REVIEW: “Angel, Monster, Man” by Sam J. Miller

Review of Sam J. Miller, “Angel, Monster, Man”, in Steve Berman, ed., Wilde Stories 2017: The Year’s Best Gay Speculative Fiction (Lethe Press, 2017): 123-151. — Purchase here. Reviewed by Sara L. Uckelman. (Read the review of the anthology.)

Because to succeed as myth, Tom had to be dead. Otherwise the charade became too complicated to maintain. And who would know, in this city where the dying stacked up faster than firewood, that this one particular name in the long litany had never been an actual person?

A thought occurred to me, while reading the title of this piece, that while women have the threefold “Maiden/Mother/Crone” division, there isn’t really anything equivalent for men. What would such a tripartite characterisation of men look like? What types of myths and history could such a division tap into, in the way that the one for women does?

Miller’s story doesn’t actually address this question, but these were the thoughts playing in the back of my mind as I read it. I really enjoyed the complex narrative structure: Three parts, one for each portion of the title, one for each of three named narrators, the three that gave birth to Tom.

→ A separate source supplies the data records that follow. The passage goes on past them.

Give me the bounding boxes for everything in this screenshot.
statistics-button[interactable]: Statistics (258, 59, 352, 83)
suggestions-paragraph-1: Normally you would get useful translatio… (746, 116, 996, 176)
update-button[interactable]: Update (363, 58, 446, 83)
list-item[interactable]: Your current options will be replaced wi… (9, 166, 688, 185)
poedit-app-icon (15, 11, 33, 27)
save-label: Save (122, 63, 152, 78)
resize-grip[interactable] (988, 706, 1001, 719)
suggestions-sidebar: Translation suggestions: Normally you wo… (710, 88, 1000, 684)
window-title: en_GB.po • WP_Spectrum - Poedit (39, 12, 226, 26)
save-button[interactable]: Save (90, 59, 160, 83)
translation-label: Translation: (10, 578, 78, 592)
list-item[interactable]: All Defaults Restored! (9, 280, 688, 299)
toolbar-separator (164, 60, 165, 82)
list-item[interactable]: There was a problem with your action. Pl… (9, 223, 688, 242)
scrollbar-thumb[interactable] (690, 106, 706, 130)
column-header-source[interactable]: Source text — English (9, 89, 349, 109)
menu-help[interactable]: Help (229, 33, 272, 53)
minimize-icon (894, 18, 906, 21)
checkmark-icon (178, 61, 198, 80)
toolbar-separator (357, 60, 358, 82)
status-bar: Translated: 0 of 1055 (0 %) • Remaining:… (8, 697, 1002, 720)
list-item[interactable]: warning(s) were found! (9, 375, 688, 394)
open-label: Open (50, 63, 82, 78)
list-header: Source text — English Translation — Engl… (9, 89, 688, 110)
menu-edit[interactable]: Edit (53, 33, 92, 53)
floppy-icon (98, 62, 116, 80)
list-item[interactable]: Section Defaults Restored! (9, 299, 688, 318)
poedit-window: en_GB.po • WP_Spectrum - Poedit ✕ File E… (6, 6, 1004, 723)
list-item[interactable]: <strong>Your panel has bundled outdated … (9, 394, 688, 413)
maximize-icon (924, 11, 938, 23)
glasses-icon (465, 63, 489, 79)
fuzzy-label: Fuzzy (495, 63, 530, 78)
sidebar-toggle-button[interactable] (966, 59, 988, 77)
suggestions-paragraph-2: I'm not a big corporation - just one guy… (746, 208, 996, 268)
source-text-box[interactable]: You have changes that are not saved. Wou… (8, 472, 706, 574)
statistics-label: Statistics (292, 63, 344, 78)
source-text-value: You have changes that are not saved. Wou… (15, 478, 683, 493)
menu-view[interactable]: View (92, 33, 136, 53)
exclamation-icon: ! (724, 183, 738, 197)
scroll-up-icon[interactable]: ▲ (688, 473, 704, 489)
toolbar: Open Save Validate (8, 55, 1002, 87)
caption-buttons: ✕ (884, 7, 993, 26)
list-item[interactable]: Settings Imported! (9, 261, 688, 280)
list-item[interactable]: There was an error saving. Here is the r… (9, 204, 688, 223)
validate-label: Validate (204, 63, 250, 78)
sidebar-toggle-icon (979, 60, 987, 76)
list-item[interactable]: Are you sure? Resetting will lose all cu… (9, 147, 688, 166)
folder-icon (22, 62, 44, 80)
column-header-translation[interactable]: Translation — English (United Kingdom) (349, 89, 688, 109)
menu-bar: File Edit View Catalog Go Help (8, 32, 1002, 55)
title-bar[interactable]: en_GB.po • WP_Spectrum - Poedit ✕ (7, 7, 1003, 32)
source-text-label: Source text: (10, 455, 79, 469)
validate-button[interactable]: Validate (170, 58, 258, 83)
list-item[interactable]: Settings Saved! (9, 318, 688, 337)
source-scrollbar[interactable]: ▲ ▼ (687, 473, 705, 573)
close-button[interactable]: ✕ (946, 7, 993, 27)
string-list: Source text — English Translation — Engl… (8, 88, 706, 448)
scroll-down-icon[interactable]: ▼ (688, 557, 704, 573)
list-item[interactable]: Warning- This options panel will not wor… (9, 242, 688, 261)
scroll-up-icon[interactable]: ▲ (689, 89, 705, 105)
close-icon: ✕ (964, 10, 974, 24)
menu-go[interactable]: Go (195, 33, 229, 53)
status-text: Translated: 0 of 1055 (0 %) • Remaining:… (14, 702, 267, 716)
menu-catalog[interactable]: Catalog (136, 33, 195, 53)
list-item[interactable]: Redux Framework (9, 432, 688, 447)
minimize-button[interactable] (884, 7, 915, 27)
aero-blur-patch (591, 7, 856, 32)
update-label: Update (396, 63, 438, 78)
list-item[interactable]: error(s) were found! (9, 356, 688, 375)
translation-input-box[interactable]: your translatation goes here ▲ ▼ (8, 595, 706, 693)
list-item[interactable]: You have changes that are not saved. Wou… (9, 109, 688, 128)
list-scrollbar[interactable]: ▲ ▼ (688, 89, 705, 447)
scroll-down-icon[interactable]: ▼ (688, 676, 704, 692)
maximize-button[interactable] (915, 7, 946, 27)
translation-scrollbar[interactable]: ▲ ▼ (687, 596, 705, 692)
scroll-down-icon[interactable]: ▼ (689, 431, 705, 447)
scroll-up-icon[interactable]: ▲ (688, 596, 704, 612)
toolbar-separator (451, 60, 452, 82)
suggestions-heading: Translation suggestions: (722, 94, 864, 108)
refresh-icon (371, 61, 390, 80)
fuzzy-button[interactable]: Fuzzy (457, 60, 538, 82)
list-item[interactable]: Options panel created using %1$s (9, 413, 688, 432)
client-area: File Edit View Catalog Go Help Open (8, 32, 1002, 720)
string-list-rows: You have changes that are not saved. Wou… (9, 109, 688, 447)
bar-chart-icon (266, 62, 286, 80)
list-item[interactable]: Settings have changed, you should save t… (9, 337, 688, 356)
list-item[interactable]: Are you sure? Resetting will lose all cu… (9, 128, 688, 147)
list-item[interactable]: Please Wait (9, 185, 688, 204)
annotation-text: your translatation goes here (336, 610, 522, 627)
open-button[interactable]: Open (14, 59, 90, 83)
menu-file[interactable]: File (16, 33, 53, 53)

I loved the way the story operated at two levels, at one, just a story, at the other, an interrogation of the limits and boundaries of lies, fiction, and myth. Above all that, I loved the beauty of the story, with fine, delicate, ugly language. (The story is so full of lines I’d like to quote that if I quoted them all, I’d just be reproducing the entire story. “Adulterous toad-priests”. “Being a criminal is not so different from being an artist.” “Because of course it will hurt, because the things we need most always do.” “Love is the disease.” Ah! So many beautiful words.)

There is a rawness to the stories in this anthology that is unlike anything in any of the other anthologies I’ve reviewed for SFFReviews. It is hard to read these stories, Miller’s included especially, and not be moved. I also think I will be hard pressed to find a more powerful story in the collection than this astonishing one.

(This story first appeared in Nightmare, 2016).